在用户输入特定数字之前，有什么方法可以创建数组？

Question

When we create an array with unknown size then we use malloc() function.

Here is the code when I want to take the array size from user as an input.

int* ptr, len;
printf("Please enter the size number:");
scanf_s("%d", &len);

ptr = (int*)malloc(len * sizeof(int));

for (int i = 0; i < len; i++)
    {
        printf("Enter the %d. number: ", i+1);
        scanf_s("%d", ptr + i);
    }

But here is the question I want to build an application where user doesn't indicate any size value and enters the numbers so that place them into an array. Array is filling but hasn't got any limits. It hasn't allocated any memory initially like my code above. Only limit is that user enters a specific number (say -5) then, array is being stopped. And prints out the values.

In essence: I am looking for memory allocation but allocation will be decided on specific user input.

Realloc edit that runs the code infnitely and never displays the array

int i = 0,ctr=0;
int* ptr = (int*)malloc(sizeof(int));
do
{
    printf("Enter the %d. value: \n",i+1);
    scanf_s("%d", ptr + i);
    ctr += 1;
    ptr = (int*)realloc(ptr, (i + 2) * sizeof(int));
    i += 1;
} while (*(ptr+i)!=-1);

Answer 1

This worked for me.

#include<stdio.h>
#include<stdlib.h>
int main()
{
    int *ptr,n;
    ptr = (int *)malloc(sizeof(int)); // 
    int i = 0;
    while(1)
    {
        puts("Enter a number");
        scanf(" %d",&n);// Take the value
        if(n == -5) //
        {
            *(ptr + i) = n; //if you don't wish to add -5 to your array remove this 
                // statement and following i++
            i++;
            break;
        }
        else
        {
            *(ptr + i) = n;
            ptr = realloc(ptr,(i+2)*sizeof(int));// reallocating memory and 
                           // passing the new pointer as location in memory can 
                            // change during reallocation.
            i++;
        }
    }
    int end = i;// Saving the number of elements.
    for(i=0;i<end;i++)
        printf(" %d\n",ptr[i]);
    return 0;
}

Answer 2

You can use the standard function realloc or define a list.
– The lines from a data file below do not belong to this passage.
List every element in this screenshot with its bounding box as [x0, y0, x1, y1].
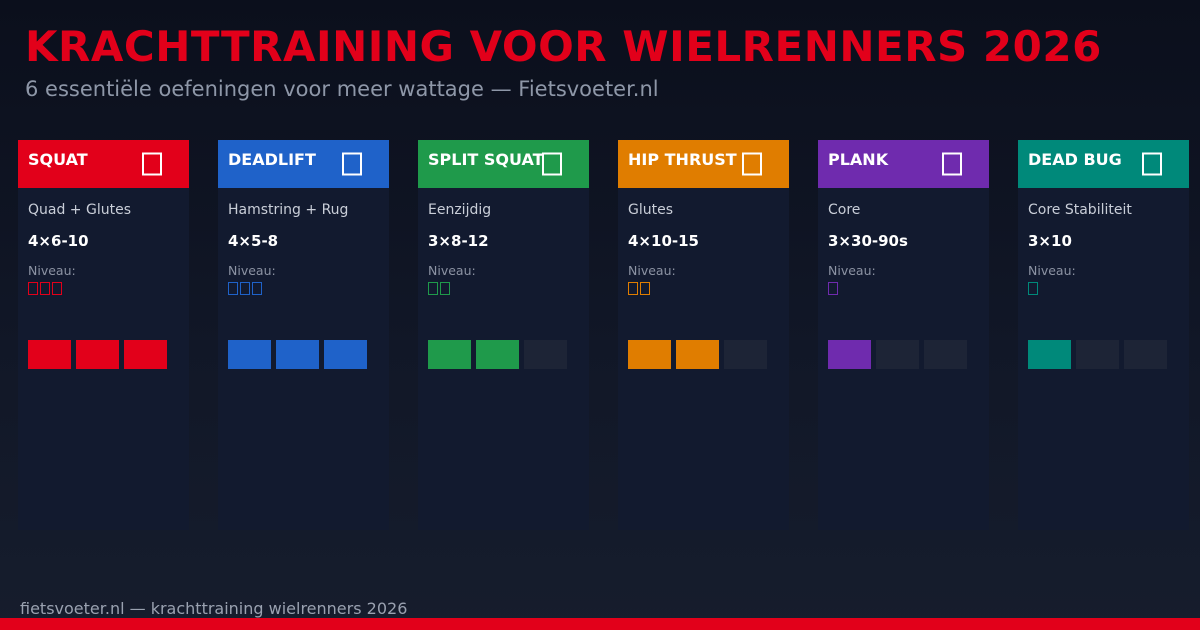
exercise-name: PLANK: [828, 150, 889, 169]
level-bar-filled: [276, 340, 319, 369]
level-glyph-icon: [640, 282, 650, 295]
level-glyph-icon: [628, 282, 638, 295]
sets-reps: 4×5-8: [228, 232, 279, 250]
level-label: Niveau:: [628, 263, 676, 278]
level-bar-filled: [476, 340, 519, 369]
exercise-card: HIP THRUST Glutes 4×10-15 Niveau:: [618, 140, 789, 530]
level-glyph-icon: [252, 282, 262, 295]
exercise-card-header: HIP THRUST: [618, 140, 789, 188]
exercise-card-header: SQUAT: [18, 140, 189, 188]
dumbbell-icon: [737, 151, 767, 177]
level-meter: [228, 340, 367, 369]
level-meter: [428, 340, 567, 369]
sets-reps: 4×6-10: [28, 232, 89, 250]
exercise-card: DEAD BUG Core Stabiliteit 3×10 Niveau:: [1018, 140, 1189, 530]
level-icons: [228, 282, 262, 295]
level-glyph-icon: [228, 282, 238, 295]
level-bar-filled: [76, 340, 119, 369]
level-bar-empty: [724, 340, 767, 369]
exercise-card-header: DEAD BUG: [1018, 140, 1189, 188]
target-muscle: Eenzijdig: [428, 202, 492, 218]
level-bar-empty: [524, 340, 567, 369]
level-label: Niveau:: [228, 263, 276, 278]
level-bar-filled: [1028, 340, 1071, 369]
level-icons: [28, 282, 62, 295]
dumbbell-icon: [137, 151, 167, 177]
exercise-name: SQUAT: [28, 150, 88, 169]
level-glyph-icon: [40, 282, 50, 295]
level-bar-filled: [828, 340, 871, 369]
target-muscle: Core Stabiliteit: [1028, 202, 1132, 218]
level-bar-empty: [924, 340, 967, 369]
exercise-name: DEAD BUG: [1028, 150, 1122, 169]
level-bar-empty: [1076, 340, 1119, 369]
level-bar-filled: [676, 340, 719, 369]
level-meter: [1028, 340, 1167, 369]
exercise-card-header: SPLIT SQUAT: [418, 140, 589, 188]
target-muscle: Core: [828, 202, 861, 218]
level-glyph-icon: [440, 282, 450, 295]
exercise-card: DEADLIFT Hamstring + Rug 4×5-8 Niveau:: [218, 140, 389, 530]
exercise-card-header: DEADLIFT: [218, 140, 389, 188]
target-muscle: Glutes: [628, 202, 674, 218]
level-bar-filled: [28, 340, 71, 369]
level-bar-empty: [1124, 340, 1167, 369]
level-glyph-icon: [28, 282, 38, 295]
exercise-card: SPLIT SQUAT Eenzijdig 3×8-12 Niveau:: [418, 140, 589, 530]
target-muscle: Quad + Glutes: [28, 202, 131, 218]
level-icons: [1028, 282, 1038, 295]
exercise-card: PLANK Core 3×30-90s Niveau:: [818, 140, 989, 530]
sets-reps: 3×10: [1028, 232, 1072, 250]
level-icons: [628, 282, 650, 295]
sets-reps: 3×30-90s: [828, 232, 908, 250]
level-bar-empty: [876, 340, 919, 369]
level-meter: [628, 340, 767, 369]
level-label: Niveau:: [828, 263, 876, 278]
target-muscle: Hamstring + Rug: [228, 202, 349, 218]
exercise-card-header: PLANK: [818, 140, 989, 188]
sets-reps: 4×10-15: [628, 232, 699, 250]
page-subtitle: 6 essentiële oefeningen voor meer wattag…: [25, 77, 659, 101]
level-bar-filled: [324, 340, 367, 369]
level-glyph-icon: [1028, 282, 1038, 295]
exercise-name: SPLIT SQUAT: [428, 150, 544, 169]
level-icons: [828, 282, 838, 295]
level-bar-filled: [124, 340, 167, 369]
level-glyph-icon: [828, 282, 838, 295]
level-meter: [28, 340, 167, 369]
sets-reps: 3×8-12: [428, 232, 489, 250]
level-label: Niveau:: [1028, 263, 1076, 278]
level-bar-filled: [228, 340, 271, 369]
exercise-name: HIP THRUST: [628, 150, 737, 169]
footer-accent-stripe: [0, 618, 1200, 630]
level-bar-filled: [628, 340, 671, 369]
level-icons: [428, 282, 450, 295]
dumbbell-icon: [537, 151, 567, 177]
dumbbell-icon: [337, 151, 367, 177]
exercise-card: SQUAT Quad + Glutes 4×6-10 Niveau:: [18, 140, 189, 530]
level-label: Niveau:: [428, 263, 476, 278]
level-label: Niveau:: [28, 263, 76, 278]
footer-credit: fietsvoeter.nl — krachttraining wielrenn…: [20, 599, 408, 618]
dumbbell-icon: [937, 151, 967, 177]
page-title: KRACHTTRAINING VOOR WIELRENNERS 2026: [25, 22, 1102, 71]
level-glyph-icon: [52, 282, 62, 295]
dumbbell-icon: [1137, 151, 1167, 177]
level-meter: [828, 340, 967, 369]
exercise-name: DEADLIFT: [228, 150, 316, 169]
level-glyph-icon: [240, 282, 250, 295]
level-bar-filled: [428, 340, 471, 369]
level-glyph-icon: [428, 282, 438, 295]
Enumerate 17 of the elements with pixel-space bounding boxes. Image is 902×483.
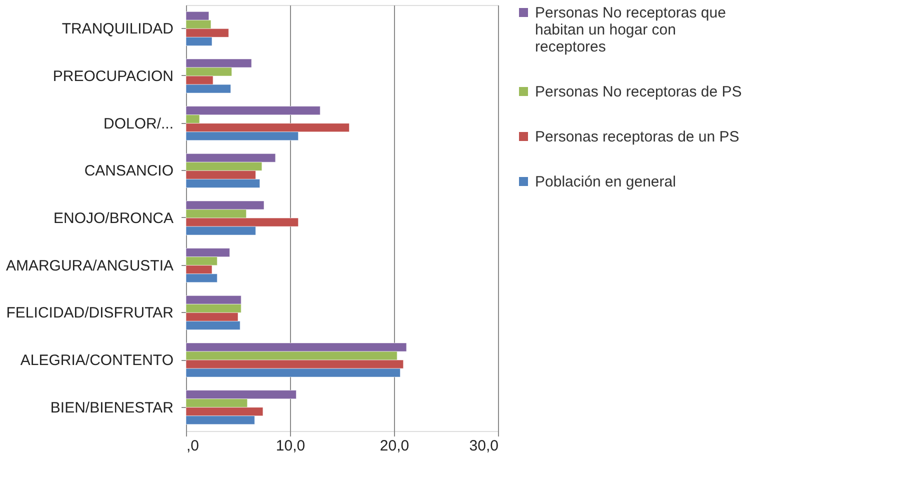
y-tick-label: AMARGURA/ANGUSTIA [6,257,174,274]
y-tick-label: ALEGRIA/CONTENTO [20,352,174,369]
y-tick-label: DOLOR/... [103,115,174,132]
x-tick-label: 30,0 [469,438,498,454]
legend-label: Personas receptoras de un PS [535,128,740,146]
legend-label: Población en general [535,174,676,190]
y-tick-label: BIEN/BIENESTAR [50,399,174,416]
x-tick-label: 10,0 [276,438,306,454]
y-tick-label: FELICIDAD/DISFRUTAR [6,304,174,322]
y-tick-label: CANSANCIO [84,162,174,180]
y-tick-label: ENOJO/BRONCA [53,210,174,227]
y-tick-label: TRANQUILIDAD [62,20,174,38]
y-tick-label: PREOCUPACION [52,68,174,85]
x-tick-label: ,0 [186,438,200,454]
legend-label: Personas No receptoras de PS [535,84,742,100]
x-tick-label: 20,0 [380,438,410,454]
legend-label: Personas No receptoras que habitan un hogar con receptores [535,4,726,56]
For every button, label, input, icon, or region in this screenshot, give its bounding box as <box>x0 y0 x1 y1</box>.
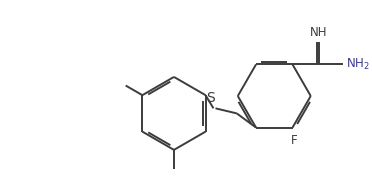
Text: NH$_2$: NH$_2$ <box>346 57 369 72</box>
Text: S: S <box>206 91 215 105</box>
Text: F: F <box>291 134 298 147</box>
Text: NH: NH <box>310 26 328 39</box>
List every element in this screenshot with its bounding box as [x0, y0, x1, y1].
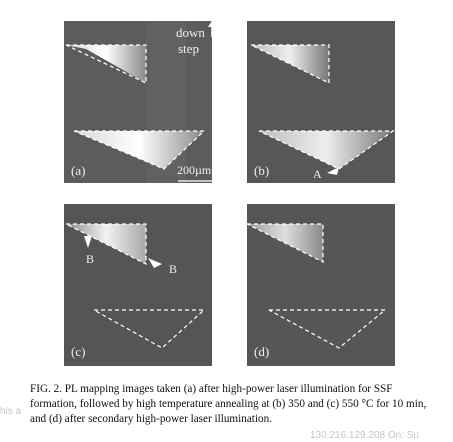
- bright-triangle-top: [251, 45, 329, 83]
- panel-d: (d): [247, 204, 395, 366]
- marker-b-right: B: [169, 262, 178, 276]
- arrowhead-icon: [148, 258, 162, 268]
- pl-map-c: [64, 204, 212, 366]
- annotation-step: step: [178, 41, 199, 56]
- watermark-right: 130.216.129.208 On: Su: [310, 430, 419, 441]
- figure-caption: FIG. 2. PL mapping images taken (a) afte…: [30, 383, 427, 425]
- panel-a: down step 200µm (a): [64, 21, 212, 183]
- annotation-down: down: [176, 25, 205, 40]
- pl-map-d: [247, 204, 395, 366]
- watermark-left: his a: [0, 406, 22, 417]
- dashed-triangle-bottom: [91, 309, 206, 349]
- pl-map-a: [64, 21, 212, 183]
- panel-b: A (b): [247, 21, 395, 183]
- pl-map-b: [247, 21, 395, 183]
- panel-c: B B (c): [64, 204, 212, 366]
- marker-a: A: [313, 167, 322, 181]
- scale-bar-label: 200µm: [177, 163, 212, 177]
- panel-label-b: (b): [254, 163, 270, 178]
- panel-label-c: (c): [71, 344, 86, 359]
- panel-label-d: (d): [254, 344, 270, 359]
- bright-triangle-top: [66, 45, 146, 83]
- dashed-triangle-bottom: [268, 309, 387, 349]
- bright-triangle-bottom: [259, 131, 393, 169]
- up-arrow-icon: [208, 21, 212, 27]
- arrowhead-icon: [84, 236, 92, 248]
- arrowhead-icon: [327, 167, 339, 175]
- bright-triangle-bottom: [74, 131, 204, 169]
- marker-b-left: B: [86, 252, 95, 266]
- panel-label-a: (a): [71, 163, 86, 178]
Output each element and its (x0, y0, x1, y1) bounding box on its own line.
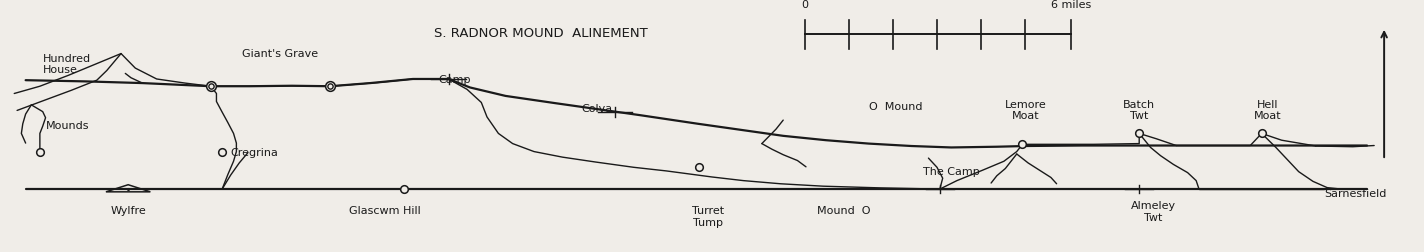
Text: Giant's Grave: Giant's Grave (242, 49, 318, 59)
Text: O  Mound: O Mound (869, 102, 923, 112)
Text: Hell
Moat: Hell Moat (1253, 100, 1282, 121)
Text: Sarnesfield: Sarnesfield (1324, 189, 1387, 199)
Text: Hundred
House: Hundred House (43, 54, 91, 75)
Text: 6 miles: 6 miles (1051, 0, 1091, 10)
Text: Lemore
Moat: Lemore Moat (1004, 100, 1047, 121)
Text: Glascwm Hill: Glascwm Hill (349, 206, 420, 216)
Text: Mounds: Mounds (46, 121, 90, 131)
Text: Batch
Twt: Batch Twt (1124, 100, 1155, 121)
Text: The Camp: The Camp (923, 167, 980, 177)
Text: Wylfre: Wylfre (110, 206, 147, 216)
Text: S. RADNOR MOUND  ALINEMENT: S. RADNOR MOUND ALINEMENT (434, 27, 648, 40)
Text: Cregrina: Cregrina (231, 148, 279, 158)
Text: Camp: Camp (439, 75, 471, 85)
Text: Colva: Colva (581, 104, 612, 114)
Text: Mound  O: Mound O (817, 206, 871, 216)
Text: 0: 0 (802, 0, 807, 10)
Text: Almeley
Twt: Almeley Twt (1131, 201, 1176, 223)
Text: Turret
Tump: Turret Tump (692, 206, 723, 228)
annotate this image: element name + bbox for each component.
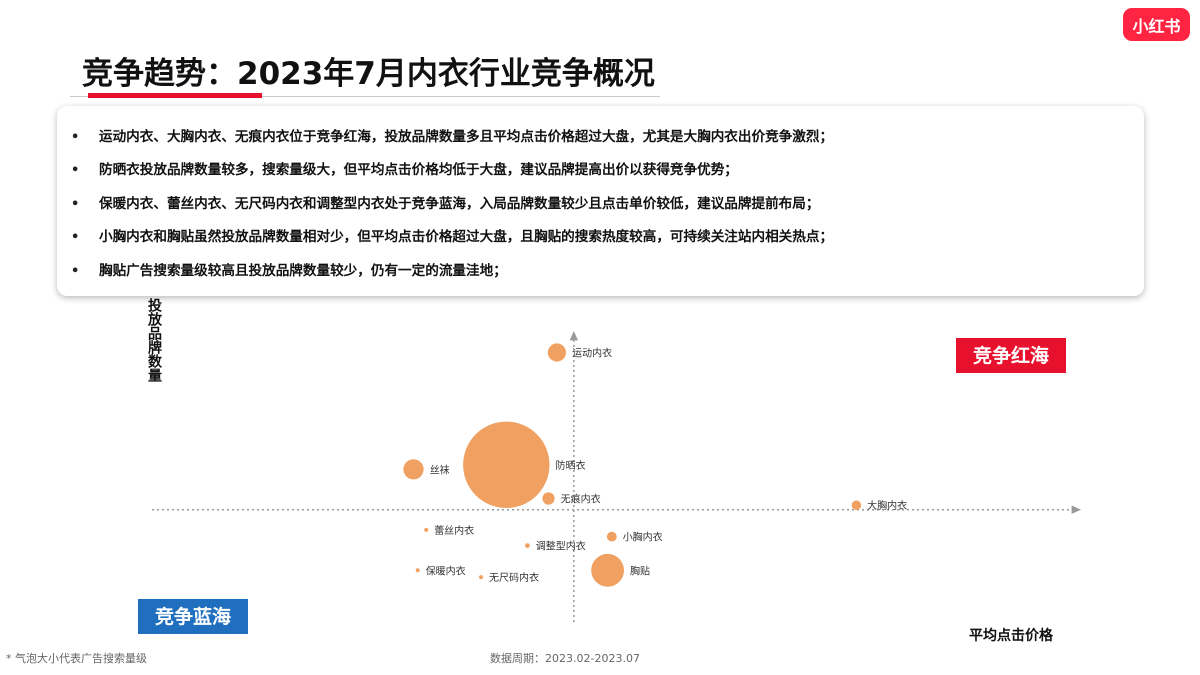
bubble-10: [479, 575, 483, 580]
bubble-label: 调整型内衣: [536, 540, 586, 553]
bubble-4: [851, 500, 862, 510]
bubble-1: [463, 421, 550, 508]
bubble-label: 运动内衣: [572, 347, 612, 360]
summary-panel: 运动内衣、大胸内衣、无痕内衣位于竞争红海，投放品牌数量多且平均点击价格超过大盘，…: [57, 106, 1144, 296]
bubble-label: 胸贴: [630, 564, 650, 577]
summary-item: 小胸内衣和胸贴虽然投放品牌数量相对少，但平均点击价格超过大盘，且胸贴的搜索热度较…: [57, 228, 1144, 247]
bubble-2: [403, 459, 424, 480]
title-accent-bar: [88, 93, 262, 98]
bubble-6: [606, 531, 617, 542]
blue-ocean-label-text: 竞争蓝海: [155, 605, 231, 628]
y-axis-label: 投放品牌数量: [146, 298, 163, 383]
red-ocean-label-text: 竞争红海: [973, 344, 1049, 367]
summary-item: 保暖内衣、蕾丝内衣、无尺码内衣和调整型内衣处于竞争蓝海，入局品牌数量较少且点击单…: [57, 195, 1144, 214]
bubble-size-footnote: * 气泡大小代表广告搜索量级: [6, 652, 147, 665]
brand-logo: 小红书: [1123, 8, 1190, 41]
red-ocean-label: 竞争红海: [956, 338, 1066, 373]
bubble-label: 丝袜: [430, 463, 450, 476]
x-axis-label: 平均点击价格: [969, 627, 1054, 644]
blue-ocean-label: 竞争蓝海: [138, 599, 248, 634]
y-axis-label-text: 投放品牌数量: [146, 298, 163, 383]
summary-list: 运动内衣、大胸内衣、无痕内衣位于竞争红海，投放品牌数量多且平均点击价格超过大盘，…: [57, 106, 1144, 281]
page-title: 竞争趋势：2023年7月内衣行业竞争概况: [82, 56, 655, 92]
summary-item: 防晒衣投放品牌数量较多，搜索量级大，但平均点击价格均低于大盘，建议品牌提高出价以…: [57, 161, 1144, 180]
bubble-7: [525, 543, 530, 548]
summary-item: 运动内衣、大胸内衣、无痕内衣位于竞争红海，投放品牌数量多且平均点击价格超过大盘，…: [57, 128, 1144, 147]
data-period: 数据周期：2023.02-2023.07: [490, 652, 640, 665]
bubble-label: 保暖内衣: [426, 564, 466, 577]
bubble-5: [424, 527, 429, 532]
bubble-3: [542, 492, 555, 505]
title-divider: [70, 96, 660, 97]
bubble-label: 防晒衣: [556, 459, 586, 472]
bubble-label: 小胸内衣: [623, 531, 663, 544]
bubble-9: [415, 568, 420, 573]
bubble-label: 无痕内衣: [561, 493, 601, 506]
summary-item: 胸贴广告搜索量级较高且投放品牌数量较少，仍有一定的流量洼地；: [57, 262, 1144, 281]
bubble-label: 蕾丝内衣: [434, 524, 474, 537]
bubble-label: 大胸内衣: [867, 499, 907, 512]
bubble-0: [547, 343, 567, 362]
bubble-label: 无尺码内衣: [489, 571, 539, 584]
bubble-8: [591, 553, 624, 587]
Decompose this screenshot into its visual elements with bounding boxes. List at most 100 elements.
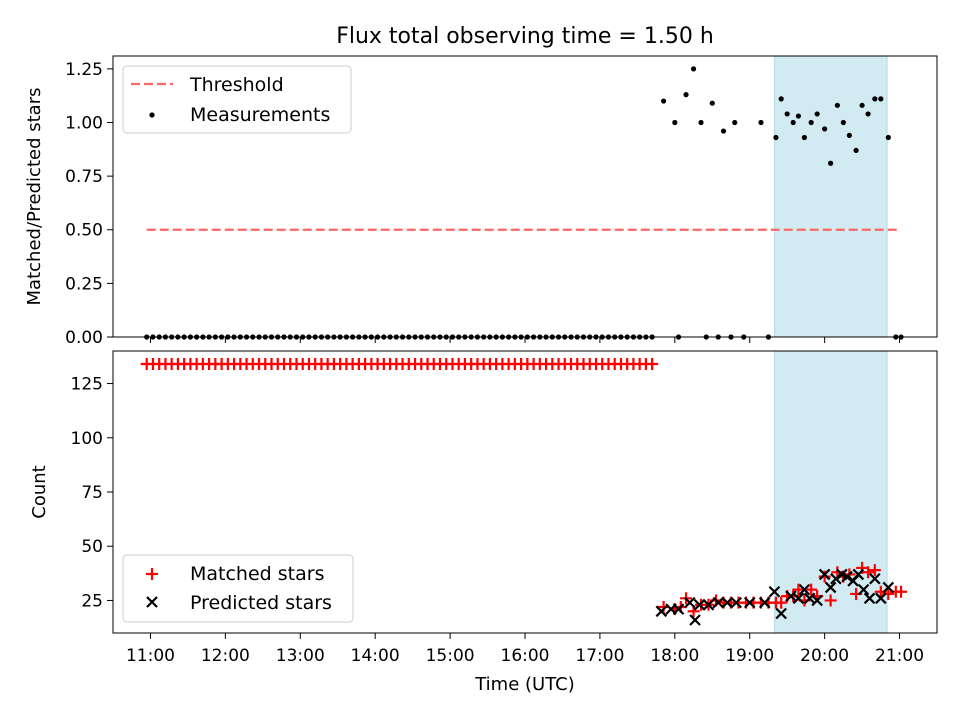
x-tick-label: 12:00	[201, 646, 250, 666]
measurement-point	[859, 102, 865, 108]
predicted-star-point	[852, 568, 865, 581]
measurement-point	[878, 96, 884, 102]
measurement-point	[709, 100, 715, 106]
y-tick-label: 50	[81, 537, 103, 557]
measurement-point	[865, 111, 871, 117]
bottom-axes-frame	[112, 350, 938, 634]
matched-legend-label: Matched stars	[190, 563, 324, 585]
matched-star-point	[775, 596, 788, 609]
matched-constant-layer	[140, 358, 659, 371]
matched-star-point	[895, 585, 908, 598]
measurement-point	[790, 119, 796, 126]
y-tick-label: 0.75	[65, 167, 103, 187]
predicted-star-point	[830, 572, 842, 585]
y-tick-label: 75	[81, 483, 103, 503]
measurement-point	[698, 119, 704, 126]
matched-star-point	[646, 358, 659, 371]
measurement-point	[822, 126, 828, 132]
y-tick-label: 0.00	[65, 328, 103, 348]
y-tick-label: 1.00	[65, 113, 103, 133]
matched-legend-swatch	[146, 568, 158, 580]
top-x-ticks	[149, 337, 901, 343]
threshold-legend-label: Threshold	[189, 74, 284, 96]
predicted-star-point	[824, 581, 837, 594]
predicted-star-point	[811, 594, 823, 607]
bottom-legend-box	[122, 554, 354, 623]
x-tick-label: 21:00	[875, 646, 924, 666]
y-tick-label: 25	[81, 591, 103, 611]
predicted-star-point	[672, 603, 685, 615]
matched-star-point	[805, 583, 818, 596]
measurement-point	[773, 134, 779, 141]
y-tick-label: 0.25	[65, 274, 103, 294]
measurement-point	[690, 66, 697, 72]
predicted-star-point	[655, 605, 668, 618]
predicted-star-point	[857, 583, 870, 596]
measurement-point	[732, 119, 738, 126]
measurement-point	[885, 134, 891, 141]
predicted-star-point	[775, 607, 787, 620]
predicted-star-point	[818, 568, 831, 581]
bottom-axes: 25 50 75 100 125 11:00 12:00 13:00 14:00 15:00 16…	[29, 350, 938, 695]
bottom-y-axis-label: Count	[29, 465, 50, 518]
top-legend: Threshold Measurements	[122, 65, 352, 134]
measurement-point	[795, 113, 802, 119]
predicted-star-point	[689, 614, 701, 626]
top-axes-frame	[112, 55, 938, 338]
predicted-star-point	[702, 599, 715, 611]
y-tick-label: 100	[71, 429, 103, 449]
predicted-star-point	[743, 596, 756, 609]
top-y-axis-label: Matched/Predicted stars	[24, 88, 45, 306]
predicted-star-point	[684, 596, 696, 609]
measurement-point	[784, 111, 790, 117]
matched-star-point	[868, 564, 881, 577]
predicted-star-point	[841, 570, 853, 583]
bottom-y-ticks: 25 50 75 100 125	[71, 375, 113, 611]
measurement-point	[853, 147, 859, 153]
measurement-point	[801, 134, 808, 141]
predicted-star-point	[730, 596, 743, 609]
measurement-point	[840, 119, 846, 126]
measurement-point	[834, 102, 840, 108]
measurements-legend-label: Measurements	[190, 104, 330, 126]
predicted-legend-label: Predicted stars	[190, 592, 332, 614]
measurement-point	[808, 119, 814, 126]
x-tick-label: 13:00	[276, 646, 325, 666]
predicted-star-point	[721, 596, 734, 609]
predicted-star-point	[712, 596, 725, 609]
measurement-point	[720, 128, 727, 134]
predicted-star-point	[875, 592, 887, 605]
predicted-legend-swatch	[146, 596, 158, 608]
x-tick-label: 19:00	[725, 646, 774, 666]
bottom-legend: Matched stars Predicted stars	[122, 554, 354, 623]
matched-star-point	[862, 566, 875, 579]
measurement-point	[778, 96, 784, 102]
y-tick-label: 1.25	[65, 60, 103, 80]
measurement-point	[758, 119, 764, 126]
matched-star-point	[818, 570, 831, 583]
predicted-star-point	[863, 592, 876, 605]
measurement-point	[846, 132, 852, 138]
predicted-star-point	[869, 572, 881, 585]
x-tick-label: 11:00	[126, 646, 175, 666]
top-axes: 0.00 0.25 0.50 0.75 1.00 1.25 Matched/Predict…	[24, 55, 938, 348]
y-tick-label: 125	[71, 375, 103, 395]
predicted-star-point	[768, 586, 781, 598]
y-tick-label: 0.50	[65, 221, 103, 241]
predicted-star-point	[798, 583, 811, 596]
chart-title: Flux total observing time = 1.50 h	[336, 24, 714, 49]
bottom-x-ticks: 11:00 12:00 13:00 14:00 15:00 16:00 17:00 18:00…	[126, 633, 924, 666]
x-tick-label: 18:00	[650, 646, 699, 666]
predicted-star-point	[882, 581, 895, 594]
top-highlight-span	[774, 55, 888, 338]
x-tick-label: 15:00	[426, 646, 475, 666]
x-tick-label: 20:00	[800, 646, 849, 666]
x-tick-label: 14:00	[351, 646, 400, 666]
predicted-star-point	[758, 596, 771, 609]
matched-star-point	[824, 594, 837, 607]
x-tick-label: 16:00	[501, 646, 550, 666]
measurement-point	[828, 160, 834, 166]
matched-star-point	[792, 583, 805, 596]
top-y-ticks: 0.00 0.25 0.50 0.75 1.00 1.25	[65, 60, 113, 348]
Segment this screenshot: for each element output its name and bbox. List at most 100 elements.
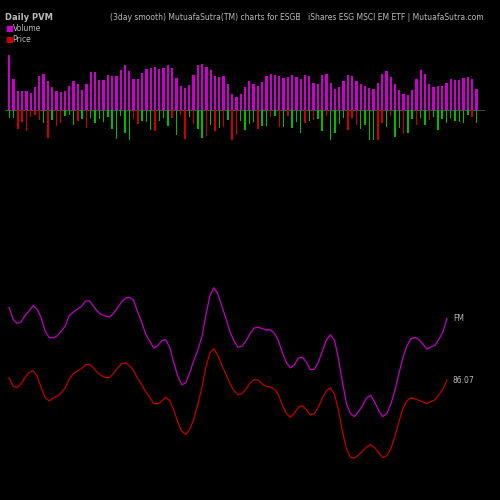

In the last case the access to elements of a list will be sequantil.

Here is a demonstrative program that shows how the function realloc can be used to enter a sequence of numbers terminated by a sentinel value.

#include <stdio.h>
#include <stdlib.h>

int main( void )
{
    int *p = NULL;
    size_t n = 0;

    int allocation_failed = 0;
    const int Sentinel = -1;

    printf( "Enter a sequence of values (%d - exit): ", Sentinel );

    for (int value; !allocation_failed         &&
                    scanf( "%d", &value ) == 1 &&
                    value != Sentinel; )
    {
        int *tmp = realloc( p, ( n + 1 ) * sizeof( *p ) );

        if (!( allocation_failed = tmp == NULL ))
        {
            p = tmp;
            p[n++] = value;
        }
    }

    for (size_t i = 0; i < n; i++ )
    {
        printf( "%d ", p[i] );
    }

    putchar( '\n' );

    free( p );
}

The program output might look like

Enter a sequence of values (-1 - exit): 0 1 2 3 4 5 6 7 8 9 -1
0 1 2 3 4 5 6 7 8 9

Pay attention to that you may not use the same pointer in a call of realloc like for example

int *p = realloc( p, ( n + 1 ) * sizeof( *p ) );

because in general the function realloc can return a null pointer. In this case the address of the already allocated memory will be lost due to reassigning the pointer p will a null pointer.